Few people really noticed it, but Microsoft yesterday made a formal announcement for a new version of Windows CE, designed for "embedded" applications. (To learn more about using Windows CE features, consider buying this book.)
In the World of Always-On, however, this is big stuff.
It's big stuff because Always-On applications will be essentially hardware. They will run in the background. Their output will be in the form of real-time warnings, or actions. Most clients, and many servers, in this world will need and use only the embedded version of an operating system.
While Microsoft dominates desktops, it does not dominate the embedded world at all, although it would like to. Various forms of Linux have a big place here, and there remain a host of specialty operating systems, like VXWorks, that grew up in the world of consumer electronics.
The new release provides built-in support for an dual-mode mobile phones, which can also run on 802.11 networks, as well as Voice Over IP. In fact, the announcement is being timed to the Voice on the Net trade show in Santa Clara on Wednesday.

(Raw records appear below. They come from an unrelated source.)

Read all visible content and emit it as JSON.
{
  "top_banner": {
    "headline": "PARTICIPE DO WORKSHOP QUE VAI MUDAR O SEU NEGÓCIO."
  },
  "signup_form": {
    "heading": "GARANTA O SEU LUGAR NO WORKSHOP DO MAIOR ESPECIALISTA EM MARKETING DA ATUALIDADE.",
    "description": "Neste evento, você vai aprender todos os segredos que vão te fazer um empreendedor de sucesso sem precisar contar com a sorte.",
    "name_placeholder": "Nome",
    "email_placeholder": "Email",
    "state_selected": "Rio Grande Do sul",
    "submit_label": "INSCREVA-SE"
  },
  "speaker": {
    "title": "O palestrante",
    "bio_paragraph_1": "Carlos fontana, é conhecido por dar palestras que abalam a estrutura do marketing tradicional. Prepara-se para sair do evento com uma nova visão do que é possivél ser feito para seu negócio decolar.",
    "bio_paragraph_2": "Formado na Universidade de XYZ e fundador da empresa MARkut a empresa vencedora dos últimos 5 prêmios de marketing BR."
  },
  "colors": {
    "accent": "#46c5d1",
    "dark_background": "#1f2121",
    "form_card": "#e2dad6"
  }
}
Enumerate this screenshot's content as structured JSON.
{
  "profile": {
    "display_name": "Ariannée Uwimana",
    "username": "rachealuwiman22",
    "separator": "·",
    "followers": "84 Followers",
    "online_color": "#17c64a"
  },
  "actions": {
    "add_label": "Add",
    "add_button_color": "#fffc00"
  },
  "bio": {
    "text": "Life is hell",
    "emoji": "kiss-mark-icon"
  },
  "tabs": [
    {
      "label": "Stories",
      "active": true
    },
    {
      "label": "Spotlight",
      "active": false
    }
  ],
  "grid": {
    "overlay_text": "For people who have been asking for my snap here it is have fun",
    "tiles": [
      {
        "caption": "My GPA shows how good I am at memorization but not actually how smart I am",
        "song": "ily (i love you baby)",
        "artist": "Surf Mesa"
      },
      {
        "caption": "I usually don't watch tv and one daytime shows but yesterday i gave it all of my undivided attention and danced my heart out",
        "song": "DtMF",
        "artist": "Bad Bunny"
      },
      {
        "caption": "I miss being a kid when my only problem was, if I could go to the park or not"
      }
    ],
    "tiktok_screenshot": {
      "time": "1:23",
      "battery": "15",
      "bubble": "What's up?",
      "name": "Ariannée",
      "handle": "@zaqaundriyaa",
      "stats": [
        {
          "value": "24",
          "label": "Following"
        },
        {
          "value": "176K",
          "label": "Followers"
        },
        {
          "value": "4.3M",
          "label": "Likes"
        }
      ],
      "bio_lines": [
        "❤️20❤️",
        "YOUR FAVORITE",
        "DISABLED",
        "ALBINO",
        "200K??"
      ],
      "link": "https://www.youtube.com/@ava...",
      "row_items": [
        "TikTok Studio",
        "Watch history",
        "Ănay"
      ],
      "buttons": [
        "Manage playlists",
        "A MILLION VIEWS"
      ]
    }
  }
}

But the main theme is bringing Windows CE "closer to desktop parity," with things like built-in error-reporting, and a wide range of security features turned on by default.
The key question remains whether hardware developers will write to Windows, or whether Linux will lengthen its lead. Embedded Linux vendors are tenacious, and they have a price advantage. Microsoft's chief hope is that, as mobile devices become part of the computing mainstream over the next year, developers will find they need a mainstream computer operating system.